12.03.2011

gratitude in paying attention

To the man sitting outside at Safeway, ready for the night, and all I offer is hot coffee and a pastry, and he is peeing now, on the side of the building, and though I have seen much more in my young years I am startled, and wish him a good evening, and he thanks me, it's going to be a long night, he says. And I drive my nice heated car home in the 30 degree weather to the apartment without enough windows but is nonetheless so well heated and with a huge sliding glass door and how could I ever be ungrateful when I have been given so much?

And to the kiddos at Blue Ridge, dirty fingernails and so many with permanent lice in their hair--who knew it is so expensive to remove? And many don't have their own washing machines and all the quarters it costs to kill the parasites, let alone scissors and glue and crayons at home, which is why they're always so worried when they don't finish art projects at school.

And to the leaves in piles on the sides of the streets, grace and more grace piling up, falling down.

To each day of sunshine in December, how hard winter is for me and yet full of its own particular beauty.

To American flags in churches (ask those questions honey, should they be there?--but with love for the bride and not malice in your heart).

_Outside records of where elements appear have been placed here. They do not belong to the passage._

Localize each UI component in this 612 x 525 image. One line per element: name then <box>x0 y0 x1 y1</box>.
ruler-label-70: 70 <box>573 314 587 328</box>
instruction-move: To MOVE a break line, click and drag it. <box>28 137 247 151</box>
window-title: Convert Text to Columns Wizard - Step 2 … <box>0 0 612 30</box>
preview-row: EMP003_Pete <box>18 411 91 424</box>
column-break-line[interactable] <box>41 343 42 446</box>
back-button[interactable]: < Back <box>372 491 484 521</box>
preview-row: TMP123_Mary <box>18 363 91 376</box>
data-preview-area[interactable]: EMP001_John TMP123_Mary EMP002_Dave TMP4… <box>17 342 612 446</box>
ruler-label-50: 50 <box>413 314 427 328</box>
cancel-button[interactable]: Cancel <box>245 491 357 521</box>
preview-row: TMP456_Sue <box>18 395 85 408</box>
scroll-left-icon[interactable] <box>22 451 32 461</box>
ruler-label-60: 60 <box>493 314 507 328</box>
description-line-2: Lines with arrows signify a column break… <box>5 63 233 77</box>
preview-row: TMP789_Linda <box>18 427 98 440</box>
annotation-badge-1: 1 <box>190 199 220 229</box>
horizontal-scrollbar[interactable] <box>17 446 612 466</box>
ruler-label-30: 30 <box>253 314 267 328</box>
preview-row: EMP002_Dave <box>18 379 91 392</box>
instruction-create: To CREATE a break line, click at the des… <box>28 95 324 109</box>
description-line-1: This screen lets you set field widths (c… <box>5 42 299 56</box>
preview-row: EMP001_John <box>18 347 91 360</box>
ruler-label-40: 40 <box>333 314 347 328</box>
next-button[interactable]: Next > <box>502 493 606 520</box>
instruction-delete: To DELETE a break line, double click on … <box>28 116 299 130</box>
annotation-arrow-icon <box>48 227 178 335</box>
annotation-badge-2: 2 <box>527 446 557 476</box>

To G, J, and J, mama of two cerebral palsy brothers I work with each morning. 'Dejelo mi esposo,' she told me when we met. They live at the YWCA, and she works at Burger King, saving money to rent a house with the four kids and her own mother.

And to dented cars when mine has none and tin can trailer hovels when I dream of (and expect!) a handmade home of wood and glass some day.

Oh, how entitled we are, when we deserve no thing.

Sometimes I feel like I'm cheating on my kids in Honduras by falling in love with these kids here. But the gifts we are given are not exclusive to each other. By receiving one, you don't negate the others. And oh, I have been given a thousand, thousand gifts.